Avevano fatto pace, Kou e Drou? Sembravano freddi, consapevoli del loro dovere e molto formali. Che avessero messo una pietra sull’accaduto oppure no, Cordelia non sentiva nessun calore fra i due. Dei sentimenti segreti che lei aveva visto nascere nella ragazza bionda non c’era più traccia; non nello sguardo con cui controllava i comandi e che solo di rado si spostava un attimo sull’uomo seduto al suo fianco. Drou pensava a pilotare la rapida vettura antigravità e nient’altro.

In distanza apparvero le luci di una città di medie dimensioni, e più oltre il reticolo geometrico delle piste e degli edifici di un astroporto militare. Con un sussulto Cordelia si rese conto che da qualche minuto c’era una quantità di armi automatiche puntate su di loro. Drou trasmise codici di riconoscimento uno dopo l’altro mentre scendevano di quota, in risposta alle fredde richieste della torre di controllo. La vettura scese in verticale su una stretta pista illuminata per loro, circondata da guardie armate; i due aerei di scorta passarono via più in alto e si allontanarono per riprendere il servizio di pattuglia.

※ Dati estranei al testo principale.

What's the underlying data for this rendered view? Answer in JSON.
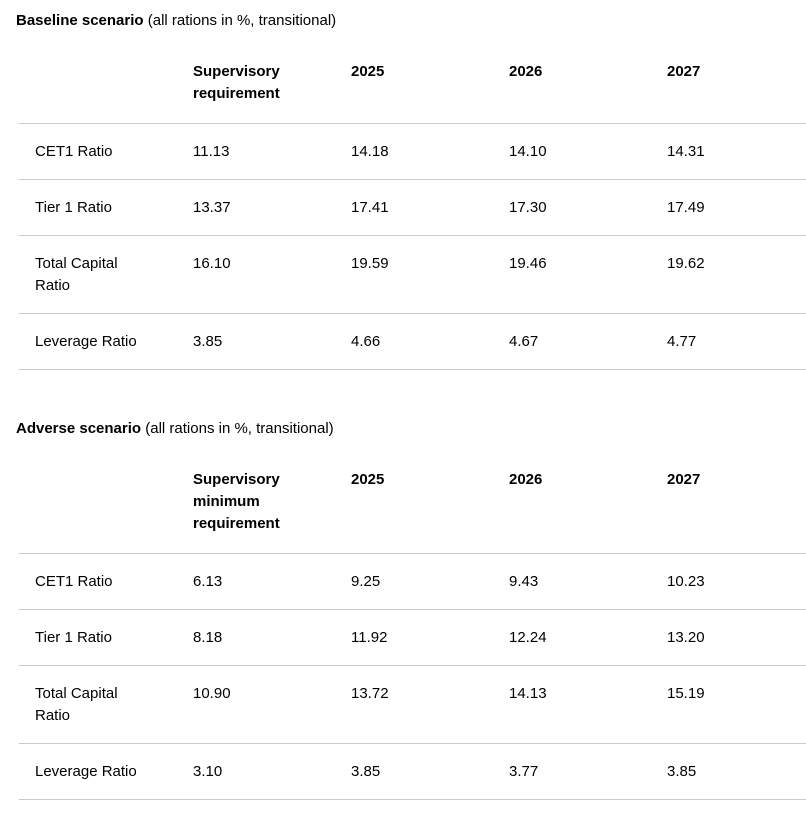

Sei guardie li presero in consegna appena scesero, e adeguandosi al passo non troppo rapido di Koudelka li scortarono all’imboccatura di un pozzo antigravità. La piattaforma scese per una ventina di metri, si spostò orizzontalmente oltre un portellone blindato e continuò a scendere. La Base Tanery ospitava evidentemente un’ampia struttura sotterranea in grado di resistere a un attacco atomico. Ben vengano i bunker, pensò Cordelia con sollievo, ma gli odori familiari che stava respirando le diedero un lungo momento di confusione emotiva, un terribile senso di perdita e di nostalgia. Gli interni di Colonia Beta erano molto più eleganti e decorati di quei tunnel spogli, e tuttavia l’impressione era la stessa di chi scendeva nei livelli di servizio di una città sotterranea betana. Chiusa e autosufficiente, sicura, protetta… Vorrei essere a casa mia.

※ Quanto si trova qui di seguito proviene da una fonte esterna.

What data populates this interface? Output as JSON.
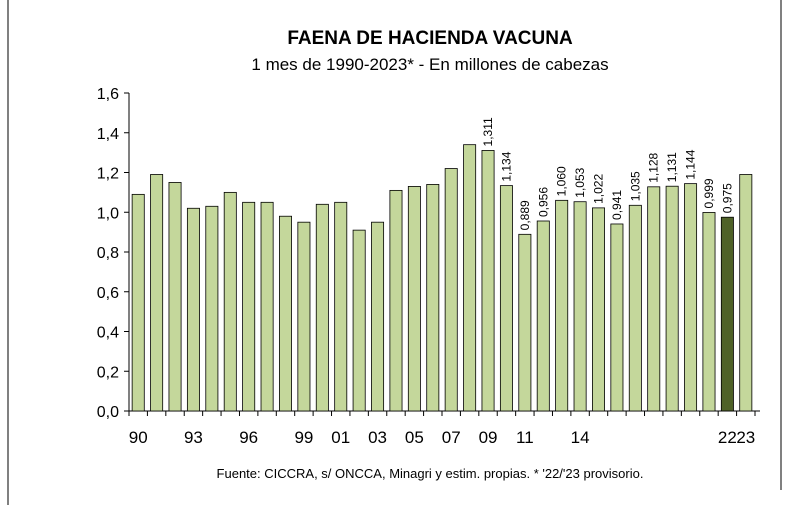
{
  "chart_data": {
    "type": "bar",
    "title": "FAENA DE HACIENDA VACUNA",
    "subtitle": "1 mes de 1990-2023* - En millones de cabezas",
    "source": "Fuente: CICCRA, s/ ONCCA, Minagri y estim. propias. * '22/'23 provisorio.",
    "categories": [
      "90",
      null,
      null,
      "93",
      null,
      null,
      "96",
      null,
      null,
      "99",
      null,
      "01",
      null,
      "03",
      null,
      "05",
      null,
      "07",
      null,
      "09",
      null,
      "11",
      null,
      null,
      "14",
      null,
      null,
      null,
      null,
      null,
      null,
      null,
      "22",
      "23"
    ],
    "values": [
      1.09,
      1.19,
      1.15,
      1.02,
      1.03,
      1.1,
      1.05,
      1.05,
      0.98,
      0.95,
      1.04,
      1.05,
      0.91,
      0.95,
      1.11,
      1.13,
      1.14,
      1.22,
      1.34,
      1.311,
      1.134,
      0.889,
      0.956,
      1.06,
      1.053,
      1.022,
      0.941,
      1.035,
      1.128,
      1.131,
      1.144,
      0.999,
      0.975,
      1.19
    ],
    "value_labels": [
      null,
      null,
      null,
      null,
      null,
      null,
      null,
      null,
      null,
      null,
      null,
      null,
      null,
      null,
      null,
      null,
      null,
      null,
      null,
      "1,311",
      "1,134",
      "0,889",
      "0,956",
      "1,060",
      "1,053",
      "1,022",
      "0,941",
      "1,035",
      "1,128",
      "1,131",
      "1,144",
      "0,999",
      "0,975",
      null
    ],
    "colors": [
      "#c4d79b",
      "#c4d79b",
      "#c4d79b",
      "#c4d79b",
      "#c4d79b",
      "#c4d79b",
      "#c4d79b",
      "#c4d79b",
      "#c4d79b",
      "#c4d79b",
      "#c4d79b",
      "#c4d79b",
      "#c4d79b",
      "#c4d79b",
      "#c4d79b",
      "#c4d79b",
      "#c4d79b",
      "#c4d79b",
      "#c4d79b",
      "#c4d79b",
      "#c4d79b",
      "#c4d79b",
      "#c4d79b",
      "#c4d79b",
      "#c4d79b",
      "#c4d79b",
      "#c4d79b",
      "#c4d79b",
      "#c4d79b",
      "#c4d79b",
      "#c4d79b",
      "#c4d79b",
      "#4f6228",
      "#c4d79b"
    ],
    "ylim": [
      0,
      1.6
    ],
    "yticks": [
      {
        "value": 0,
        "label": "0,0"
      },
      {
        "value": 0.2,
        "label": "0,2"
      },
      {
        "value": 0.4,
        "label": "0,4"
      },
      {
        "value": 0.6,
        "label": "0,6"
      },
      {
        "value": 0.8,
        "label": "0,8"
      },
      {
        "value": 1.0,
        "label": "1,0"
      },
      {
        "value": 1.2,
        "label": "1,2"
      },
      {
        "value": 1.4,
        "label": "1,4"
      },
      {
        "value": 1.6,
        "label": "1,6"
      }
    ]
  }
}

Nel corridoio dove la piattaforma li scaricò, tre ufficiali in uniforme verde stavano conversando davanti alla porta di un ufficio. Uno di essi era Aral, che appena la vide s’interruppe: — Grazie, signori. Potete andare. — E poi, voltandosi a mezzo, aggiunse: — Ne discuteremo di nuovo più tardi. — Ma gli altri due restarono lì, e continuarono a parlare.